Zu dumm für Kinder?;
ARD-Film "In Sachen Kaminski"

AUTOR: Freia Peters

POLITIK; S.14 Heft 50/2006

HIGHLIGHT: Am Donnerstag wird der ARD-Film "In Sachen Kaminski" mit dem Medienpreis Bobby ausgezeichnet. Er erzählt eine wahre Geschichte: Die der lernbehinderten Eltern Annette und Ingo Kutzner, denen das Jugendamt das Sorgerecht für ihre Töchter entzog. Bis der Europäische Gerichtshof für Menschenrechte sieben Jahre später entschied: Den Kutzners ist ein Unrecht geschehen


Das rote haus der Kutzners steht direkt an einer Kreisstraße im Artland, einer feuchten Ebene in Niedersachsen. Drinnen lodert ein Feuer im Kaminofen. Opa Kurt Kutzner, mit 67 Jahren wegen seiner Zuckerkrankheit erblindet, sitzt im Jogginganzug auf einem braunen Cordsofa. Opa und Oma Kutzner leben hier gemeinsam mit ihrem Sohn Ingo und seiner Frau Annette. Die schneidet gerade Brötchen auf und belegt sie mit Mortadella, dann versammelt sich die Familie um den Wohnzimmertisch.

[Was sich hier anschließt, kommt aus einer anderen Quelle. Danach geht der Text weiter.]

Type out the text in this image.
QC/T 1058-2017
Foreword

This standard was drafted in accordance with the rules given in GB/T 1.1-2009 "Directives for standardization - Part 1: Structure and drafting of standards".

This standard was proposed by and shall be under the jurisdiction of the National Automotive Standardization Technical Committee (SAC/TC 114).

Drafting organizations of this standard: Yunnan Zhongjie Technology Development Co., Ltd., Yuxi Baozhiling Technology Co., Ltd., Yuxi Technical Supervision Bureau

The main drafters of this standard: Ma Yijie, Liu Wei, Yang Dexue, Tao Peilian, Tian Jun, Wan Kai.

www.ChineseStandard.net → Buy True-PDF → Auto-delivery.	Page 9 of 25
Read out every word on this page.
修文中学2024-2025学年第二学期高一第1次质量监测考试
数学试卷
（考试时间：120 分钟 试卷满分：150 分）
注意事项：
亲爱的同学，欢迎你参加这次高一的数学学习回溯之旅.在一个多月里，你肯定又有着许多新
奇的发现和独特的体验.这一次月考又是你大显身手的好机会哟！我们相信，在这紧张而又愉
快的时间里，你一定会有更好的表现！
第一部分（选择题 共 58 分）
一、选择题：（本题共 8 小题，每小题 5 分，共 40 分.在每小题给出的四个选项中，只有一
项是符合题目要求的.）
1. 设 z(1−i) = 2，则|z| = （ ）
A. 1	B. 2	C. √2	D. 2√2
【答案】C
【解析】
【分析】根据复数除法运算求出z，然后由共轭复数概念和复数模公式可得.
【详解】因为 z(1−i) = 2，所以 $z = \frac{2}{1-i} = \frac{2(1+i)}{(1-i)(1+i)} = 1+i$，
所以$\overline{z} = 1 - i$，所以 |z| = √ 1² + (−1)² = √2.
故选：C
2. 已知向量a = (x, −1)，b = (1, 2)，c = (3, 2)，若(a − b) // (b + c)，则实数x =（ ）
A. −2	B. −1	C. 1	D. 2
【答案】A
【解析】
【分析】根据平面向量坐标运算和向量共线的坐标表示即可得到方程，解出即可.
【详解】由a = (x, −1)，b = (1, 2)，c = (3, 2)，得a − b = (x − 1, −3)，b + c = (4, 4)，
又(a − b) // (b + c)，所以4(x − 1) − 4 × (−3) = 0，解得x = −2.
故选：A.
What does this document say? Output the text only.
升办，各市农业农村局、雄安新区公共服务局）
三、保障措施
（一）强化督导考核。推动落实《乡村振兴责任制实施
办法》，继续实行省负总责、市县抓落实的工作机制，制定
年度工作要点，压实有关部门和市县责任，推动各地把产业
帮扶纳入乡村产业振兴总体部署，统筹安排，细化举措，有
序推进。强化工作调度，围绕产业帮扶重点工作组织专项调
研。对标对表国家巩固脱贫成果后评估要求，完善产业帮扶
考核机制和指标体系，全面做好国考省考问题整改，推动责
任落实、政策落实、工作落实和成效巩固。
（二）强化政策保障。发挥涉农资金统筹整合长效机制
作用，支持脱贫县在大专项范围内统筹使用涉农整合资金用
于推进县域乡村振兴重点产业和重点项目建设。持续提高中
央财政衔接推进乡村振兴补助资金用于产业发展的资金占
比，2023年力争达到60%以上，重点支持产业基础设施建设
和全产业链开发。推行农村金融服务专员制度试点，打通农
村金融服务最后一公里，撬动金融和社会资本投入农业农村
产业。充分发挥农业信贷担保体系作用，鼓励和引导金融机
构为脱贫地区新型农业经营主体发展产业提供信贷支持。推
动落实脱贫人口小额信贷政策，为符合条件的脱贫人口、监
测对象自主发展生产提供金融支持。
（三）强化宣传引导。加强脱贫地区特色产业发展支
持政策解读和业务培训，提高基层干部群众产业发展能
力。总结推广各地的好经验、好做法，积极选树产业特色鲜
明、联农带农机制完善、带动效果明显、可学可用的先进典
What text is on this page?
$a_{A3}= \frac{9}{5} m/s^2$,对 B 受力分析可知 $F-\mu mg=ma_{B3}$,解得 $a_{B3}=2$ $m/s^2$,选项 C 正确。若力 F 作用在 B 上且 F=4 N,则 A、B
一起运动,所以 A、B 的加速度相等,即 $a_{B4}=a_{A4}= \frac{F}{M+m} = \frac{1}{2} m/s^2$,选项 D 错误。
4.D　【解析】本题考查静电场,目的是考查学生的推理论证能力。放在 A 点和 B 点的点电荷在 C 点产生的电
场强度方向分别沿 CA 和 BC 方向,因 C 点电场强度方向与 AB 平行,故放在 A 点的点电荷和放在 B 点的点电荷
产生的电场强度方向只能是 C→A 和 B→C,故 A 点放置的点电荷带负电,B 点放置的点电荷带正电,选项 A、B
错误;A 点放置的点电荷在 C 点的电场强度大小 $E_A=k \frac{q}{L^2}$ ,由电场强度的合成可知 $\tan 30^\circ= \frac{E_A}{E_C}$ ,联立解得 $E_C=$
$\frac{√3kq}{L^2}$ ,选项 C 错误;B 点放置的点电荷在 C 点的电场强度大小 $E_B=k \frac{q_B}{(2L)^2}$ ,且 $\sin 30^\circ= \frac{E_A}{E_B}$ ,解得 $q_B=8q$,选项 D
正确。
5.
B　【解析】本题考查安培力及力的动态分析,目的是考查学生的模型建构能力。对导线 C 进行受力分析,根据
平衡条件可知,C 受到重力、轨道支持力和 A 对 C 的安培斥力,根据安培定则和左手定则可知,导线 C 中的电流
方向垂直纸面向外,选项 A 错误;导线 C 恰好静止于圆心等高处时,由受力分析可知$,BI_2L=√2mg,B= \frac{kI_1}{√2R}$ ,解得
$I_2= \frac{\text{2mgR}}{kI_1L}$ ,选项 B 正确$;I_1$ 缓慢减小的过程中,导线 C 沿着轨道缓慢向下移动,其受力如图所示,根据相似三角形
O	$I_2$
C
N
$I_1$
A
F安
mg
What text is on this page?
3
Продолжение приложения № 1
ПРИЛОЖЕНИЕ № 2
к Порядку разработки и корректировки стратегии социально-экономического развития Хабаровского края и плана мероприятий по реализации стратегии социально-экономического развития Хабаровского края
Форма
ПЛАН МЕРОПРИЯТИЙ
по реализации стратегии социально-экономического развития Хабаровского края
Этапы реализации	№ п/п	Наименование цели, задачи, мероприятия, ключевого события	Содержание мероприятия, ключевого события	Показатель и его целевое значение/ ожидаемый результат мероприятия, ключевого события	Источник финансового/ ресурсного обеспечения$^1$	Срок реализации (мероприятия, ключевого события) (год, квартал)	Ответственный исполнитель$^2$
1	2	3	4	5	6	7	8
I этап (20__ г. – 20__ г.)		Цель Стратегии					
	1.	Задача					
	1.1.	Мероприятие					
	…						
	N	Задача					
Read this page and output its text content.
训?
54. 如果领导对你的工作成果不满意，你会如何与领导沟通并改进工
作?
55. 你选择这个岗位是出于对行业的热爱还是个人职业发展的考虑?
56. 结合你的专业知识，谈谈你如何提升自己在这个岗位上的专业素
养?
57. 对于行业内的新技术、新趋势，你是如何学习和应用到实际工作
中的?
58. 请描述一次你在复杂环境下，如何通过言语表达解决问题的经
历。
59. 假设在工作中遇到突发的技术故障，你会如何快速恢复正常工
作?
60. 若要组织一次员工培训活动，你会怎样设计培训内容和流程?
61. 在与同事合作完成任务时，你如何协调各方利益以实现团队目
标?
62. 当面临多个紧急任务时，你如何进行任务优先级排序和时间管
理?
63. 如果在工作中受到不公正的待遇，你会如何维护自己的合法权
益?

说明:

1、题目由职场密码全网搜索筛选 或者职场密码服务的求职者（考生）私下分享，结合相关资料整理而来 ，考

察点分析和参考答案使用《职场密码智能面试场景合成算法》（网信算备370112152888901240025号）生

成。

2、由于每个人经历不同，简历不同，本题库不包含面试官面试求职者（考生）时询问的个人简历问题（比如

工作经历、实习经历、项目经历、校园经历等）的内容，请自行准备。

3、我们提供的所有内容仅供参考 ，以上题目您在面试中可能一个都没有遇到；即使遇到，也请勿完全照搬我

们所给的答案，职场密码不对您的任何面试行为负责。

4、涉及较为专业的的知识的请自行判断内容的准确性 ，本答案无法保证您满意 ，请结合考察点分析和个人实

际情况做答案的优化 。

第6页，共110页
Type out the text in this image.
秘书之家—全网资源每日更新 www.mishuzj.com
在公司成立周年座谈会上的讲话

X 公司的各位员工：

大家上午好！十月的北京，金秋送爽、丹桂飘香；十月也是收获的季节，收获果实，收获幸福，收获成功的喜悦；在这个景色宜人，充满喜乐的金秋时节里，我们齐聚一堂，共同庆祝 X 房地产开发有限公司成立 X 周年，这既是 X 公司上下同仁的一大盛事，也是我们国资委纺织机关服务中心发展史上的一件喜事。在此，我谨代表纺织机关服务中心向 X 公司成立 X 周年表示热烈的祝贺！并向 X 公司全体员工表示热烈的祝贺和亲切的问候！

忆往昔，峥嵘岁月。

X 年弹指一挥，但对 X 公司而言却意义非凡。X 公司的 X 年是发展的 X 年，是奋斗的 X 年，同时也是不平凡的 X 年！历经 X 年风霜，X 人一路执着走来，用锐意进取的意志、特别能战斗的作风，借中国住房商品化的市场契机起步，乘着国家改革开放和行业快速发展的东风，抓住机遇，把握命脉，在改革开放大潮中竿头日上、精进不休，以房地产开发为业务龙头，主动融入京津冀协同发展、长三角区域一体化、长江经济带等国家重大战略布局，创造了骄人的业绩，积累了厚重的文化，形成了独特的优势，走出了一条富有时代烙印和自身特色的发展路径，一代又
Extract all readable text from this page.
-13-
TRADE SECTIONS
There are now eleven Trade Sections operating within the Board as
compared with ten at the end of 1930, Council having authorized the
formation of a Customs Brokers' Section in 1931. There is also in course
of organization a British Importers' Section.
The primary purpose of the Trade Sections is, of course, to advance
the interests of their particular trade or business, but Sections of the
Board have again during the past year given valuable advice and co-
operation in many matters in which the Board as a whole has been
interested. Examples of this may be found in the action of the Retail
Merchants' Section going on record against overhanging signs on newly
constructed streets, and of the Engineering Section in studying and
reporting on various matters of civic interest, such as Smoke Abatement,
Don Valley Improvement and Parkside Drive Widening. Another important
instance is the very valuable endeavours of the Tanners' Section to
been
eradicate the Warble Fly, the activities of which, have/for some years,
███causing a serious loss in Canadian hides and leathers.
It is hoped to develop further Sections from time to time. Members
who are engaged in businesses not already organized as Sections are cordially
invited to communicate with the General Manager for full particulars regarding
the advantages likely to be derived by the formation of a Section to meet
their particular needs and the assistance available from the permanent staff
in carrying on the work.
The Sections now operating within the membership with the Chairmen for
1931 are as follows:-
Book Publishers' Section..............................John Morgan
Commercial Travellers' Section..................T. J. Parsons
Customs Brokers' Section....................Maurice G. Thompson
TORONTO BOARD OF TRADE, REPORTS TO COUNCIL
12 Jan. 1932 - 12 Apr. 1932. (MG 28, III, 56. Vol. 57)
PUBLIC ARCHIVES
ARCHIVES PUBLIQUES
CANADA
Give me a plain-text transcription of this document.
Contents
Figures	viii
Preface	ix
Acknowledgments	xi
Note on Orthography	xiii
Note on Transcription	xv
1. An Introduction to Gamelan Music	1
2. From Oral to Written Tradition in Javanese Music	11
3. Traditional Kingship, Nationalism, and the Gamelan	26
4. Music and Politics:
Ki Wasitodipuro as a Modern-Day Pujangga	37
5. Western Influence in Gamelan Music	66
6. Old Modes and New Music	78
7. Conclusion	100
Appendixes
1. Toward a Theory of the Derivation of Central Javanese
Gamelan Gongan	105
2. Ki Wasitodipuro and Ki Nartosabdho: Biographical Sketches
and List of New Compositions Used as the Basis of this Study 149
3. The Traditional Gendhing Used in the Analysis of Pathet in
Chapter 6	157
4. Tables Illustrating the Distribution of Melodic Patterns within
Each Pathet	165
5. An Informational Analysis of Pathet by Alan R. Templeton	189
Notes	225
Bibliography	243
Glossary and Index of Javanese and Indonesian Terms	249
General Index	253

Wann immer die Sprache auf einen Gerichtsbeschluss, ein Dokument oder ein Gutachten kommt, springt Oma Anna Kutzner auf, sucht und zerrt kurze Zeit später das entsprechende Schreiben hervor, das den Kampf um ihre Enkeltöchter belegt. Sie hat alle Zettel ordentlich abgelegt und die Ordner in fünf schwarzen Koffern aus Lederimitat gesammelt. "Oma, hol doch mal das Papier von dem Menschengericht", sagt Opa Kutzner.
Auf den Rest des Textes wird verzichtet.